El pánico la invadió. Sin pensarlo, le tapó la boca con la mano. "¡Para! Me voy ahora mismo. ¡Solo dame un segundo!"

Todavía no sabía qué decirles a Gerald y Wesley. ¿Por qué Malcolm no le daba un poco de tiempo para prepararse?

"¿Por qué me apuras? ¿No ves que estoy hecha un desastre?", refunfuñó Karen, con las palabras ahogadas por los nervios.

El cuerpo de Malcolm se tensó, su postura se tensó cuando su mano suave, ligeramente perfumada, presionó sobre su boca y cambió su expresión ligeramente.

Los lentes de sus gafas ocultaron el parpadeo en sus ojos, manteniéndola inconsciente del cambio que se estaba produciendo.

Él respondió: «Wesley no te va a hacer daño. ¿Por qué tienes tanto miedo?». Mientras hablaba, el calor de su aliento se extendió por la palma de ella.

La extraña sensación en la palma de la mano sobresaltó a Karen, quien la retiró rápidamente. La extraña sensación persistió, pero su miedo se olvidó por un momento. Respiró entrecortadamente, abrió la puerta del coche de golpe y se dirigió a toda prisa hacia la entrada, dejando atrás a Malcolm.

Dentro de la finca, Gerald ya estaba levantado, un médico le tomaba el pulso mientras la luz del sol se derramaba por la habitación.

Karen dudó en la puerta, con el corazón latiéndole con fuerza. Le costó todo el coraje mirar desde la distancia.

Cuando Gerald la vio, suspiró con cansancio y le hizo un gesto para que se acercara. «Karen, ahí estás. Ven aquí, niña».

Las lágrimas le picaban en los ojos. Ni siquiera ahora la apartaba. La culpa y el alivio se le enredaban en el pecho mientras se acercaba. Había tenido tanto miedo de no volver a ser bienvenida. Luchó por mantener la voz firme mientras cruzaba la habitación. «Abuelo...»

Gerald palmeó el asiento a su lado. "¿Por qué estás ahí parado? Siéntate conmigo".

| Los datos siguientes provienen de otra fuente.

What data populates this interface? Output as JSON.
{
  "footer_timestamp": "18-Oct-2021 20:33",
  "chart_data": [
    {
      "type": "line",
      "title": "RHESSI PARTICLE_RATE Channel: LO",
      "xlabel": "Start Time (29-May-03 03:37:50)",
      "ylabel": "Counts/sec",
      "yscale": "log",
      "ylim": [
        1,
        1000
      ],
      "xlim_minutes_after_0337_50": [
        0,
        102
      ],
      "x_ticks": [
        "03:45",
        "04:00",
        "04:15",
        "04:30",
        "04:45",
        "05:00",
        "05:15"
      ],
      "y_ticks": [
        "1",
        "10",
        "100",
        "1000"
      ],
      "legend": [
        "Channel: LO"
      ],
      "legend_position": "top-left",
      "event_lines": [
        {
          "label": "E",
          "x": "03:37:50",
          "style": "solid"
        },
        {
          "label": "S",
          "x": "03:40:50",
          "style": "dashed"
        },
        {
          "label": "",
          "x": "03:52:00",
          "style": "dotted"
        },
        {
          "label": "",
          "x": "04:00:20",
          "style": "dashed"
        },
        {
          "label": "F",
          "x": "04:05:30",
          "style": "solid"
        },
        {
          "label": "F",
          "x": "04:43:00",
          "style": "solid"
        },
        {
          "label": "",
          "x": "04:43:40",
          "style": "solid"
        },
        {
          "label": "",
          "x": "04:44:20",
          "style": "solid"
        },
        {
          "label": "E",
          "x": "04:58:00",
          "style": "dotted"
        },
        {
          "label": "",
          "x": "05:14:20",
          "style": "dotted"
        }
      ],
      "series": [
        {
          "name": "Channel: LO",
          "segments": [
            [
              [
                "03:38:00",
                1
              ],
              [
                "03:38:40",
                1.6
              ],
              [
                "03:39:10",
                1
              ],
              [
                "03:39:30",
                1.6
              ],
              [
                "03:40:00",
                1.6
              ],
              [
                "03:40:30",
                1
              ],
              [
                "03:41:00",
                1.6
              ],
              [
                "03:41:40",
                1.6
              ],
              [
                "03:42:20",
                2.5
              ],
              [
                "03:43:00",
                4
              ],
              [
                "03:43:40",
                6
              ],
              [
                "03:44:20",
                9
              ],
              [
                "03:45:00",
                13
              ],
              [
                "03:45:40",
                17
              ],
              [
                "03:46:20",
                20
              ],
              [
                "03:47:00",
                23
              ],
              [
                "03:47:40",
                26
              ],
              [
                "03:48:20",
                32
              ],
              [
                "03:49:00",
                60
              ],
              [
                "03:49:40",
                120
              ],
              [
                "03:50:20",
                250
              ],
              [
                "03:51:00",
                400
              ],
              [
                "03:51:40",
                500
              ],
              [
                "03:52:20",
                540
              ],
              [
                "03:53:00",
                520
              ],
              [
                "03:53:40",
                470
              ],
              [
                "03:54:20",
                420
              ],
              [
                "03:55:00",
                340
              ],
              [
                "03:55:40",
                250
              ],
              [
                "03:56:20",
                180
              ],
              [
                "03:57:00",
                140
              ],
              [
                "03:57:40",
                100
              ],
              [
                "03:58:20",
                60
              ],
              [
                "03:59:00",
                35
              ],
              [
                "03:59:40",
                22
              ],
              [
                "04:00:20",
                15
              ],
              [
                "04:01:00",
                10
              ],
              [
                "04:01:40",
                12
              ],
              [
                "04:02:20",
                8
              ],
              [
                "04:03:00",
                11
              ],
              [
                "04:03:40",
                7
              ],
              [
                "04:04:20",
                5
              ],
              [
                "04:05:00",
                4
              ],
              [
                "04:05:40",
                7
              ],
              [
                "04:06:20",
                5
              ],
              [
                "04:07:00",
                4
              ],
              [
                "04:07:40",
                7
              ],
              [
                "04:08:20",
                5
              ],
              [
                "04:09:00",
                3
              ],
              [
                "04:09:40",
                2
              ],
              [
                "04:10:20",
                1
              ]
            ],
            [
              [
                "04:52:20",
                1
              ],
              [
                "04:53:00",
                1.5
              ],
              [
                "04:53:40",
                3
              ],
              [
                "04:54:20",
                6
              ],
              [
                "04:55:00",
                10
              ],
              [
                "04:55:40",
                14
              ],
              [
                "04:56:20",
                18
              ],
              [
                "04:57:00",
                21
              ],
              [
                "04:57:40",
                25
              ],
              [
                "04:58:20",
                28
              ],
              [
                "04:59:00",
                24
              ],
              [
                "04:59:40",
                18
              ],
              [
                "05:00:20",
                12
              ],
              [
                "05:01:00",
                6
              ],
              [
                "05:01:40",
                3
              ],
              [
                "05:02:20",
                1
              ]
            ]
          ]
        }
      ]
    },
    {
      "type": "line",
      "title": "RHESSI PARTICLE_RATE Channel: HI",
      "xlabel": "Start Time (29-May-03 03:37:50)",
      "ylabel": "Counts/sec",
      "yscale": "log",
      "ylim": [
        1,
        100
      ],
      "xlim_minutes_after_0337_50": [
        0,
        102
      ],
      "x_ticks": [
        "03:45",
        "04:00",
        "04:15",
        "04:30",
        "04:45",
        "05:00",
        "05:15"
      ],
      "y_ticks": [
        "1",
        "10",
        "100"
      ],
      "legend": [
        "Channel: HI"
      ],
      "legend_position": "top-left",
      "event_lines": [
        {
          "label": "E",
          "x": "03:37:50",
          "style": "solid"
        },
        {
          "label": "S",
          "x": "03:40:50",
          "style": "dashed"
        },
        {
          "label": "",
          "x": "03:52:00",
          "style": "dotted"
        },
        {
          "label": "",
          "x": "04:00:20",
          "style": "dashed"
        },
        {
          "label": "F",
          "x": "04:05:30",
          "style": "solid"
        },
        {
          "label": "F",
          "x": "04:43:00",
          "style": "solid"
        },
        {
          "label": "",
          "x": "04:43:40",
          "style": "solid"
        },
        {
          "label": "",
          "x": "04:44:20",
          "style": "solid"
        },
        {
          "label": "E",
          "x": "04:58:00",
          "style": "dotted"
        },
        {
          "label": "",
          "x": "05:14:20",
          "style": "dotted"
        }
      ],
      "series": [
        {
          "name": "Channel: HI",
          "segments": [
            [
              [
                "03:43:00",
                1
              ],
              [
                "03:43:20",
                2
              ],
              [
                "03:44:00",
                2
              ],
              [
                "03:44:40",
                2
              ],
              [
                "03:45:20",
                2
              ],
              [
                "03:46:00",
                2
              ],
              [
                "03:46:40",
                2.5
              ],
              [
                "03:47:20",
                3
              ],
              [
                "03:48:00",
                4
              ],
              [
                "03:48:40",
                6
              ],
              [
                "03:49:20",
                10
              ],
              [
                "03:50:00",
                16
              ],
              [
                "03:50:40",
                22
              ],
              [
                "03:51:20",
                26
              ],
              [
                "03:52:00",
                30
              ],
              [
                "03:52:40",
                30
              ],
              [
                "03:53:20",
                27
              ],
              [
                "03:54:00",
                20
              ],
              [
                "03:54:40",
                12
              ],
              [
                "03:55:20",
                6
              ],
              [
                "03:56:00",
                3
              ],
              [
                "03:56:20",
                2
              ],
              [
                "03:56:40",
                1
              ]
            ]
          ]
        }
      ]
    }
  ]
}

Ella obedeció, agachándose junto a él, con el labio tembloroso. "Abuelo, lo siento", susurró. "Si no hubiera manipulado tu bebida, nada de esto te habría pasado..."

"Karen, debes saber que eres una buena chica y que solo te manipularon. Lo que hicieron tus familiares no tiene nada que ver contigo", dijo Gerald, interrumpiendo su confesión.

Ella parpadeó. Había una claridad en sus ojos que se lo decía todo. Debía de saber de sus acciones desde el principio. Simplemente había decidido dejarlo pasar, protegiéndola con su discreción.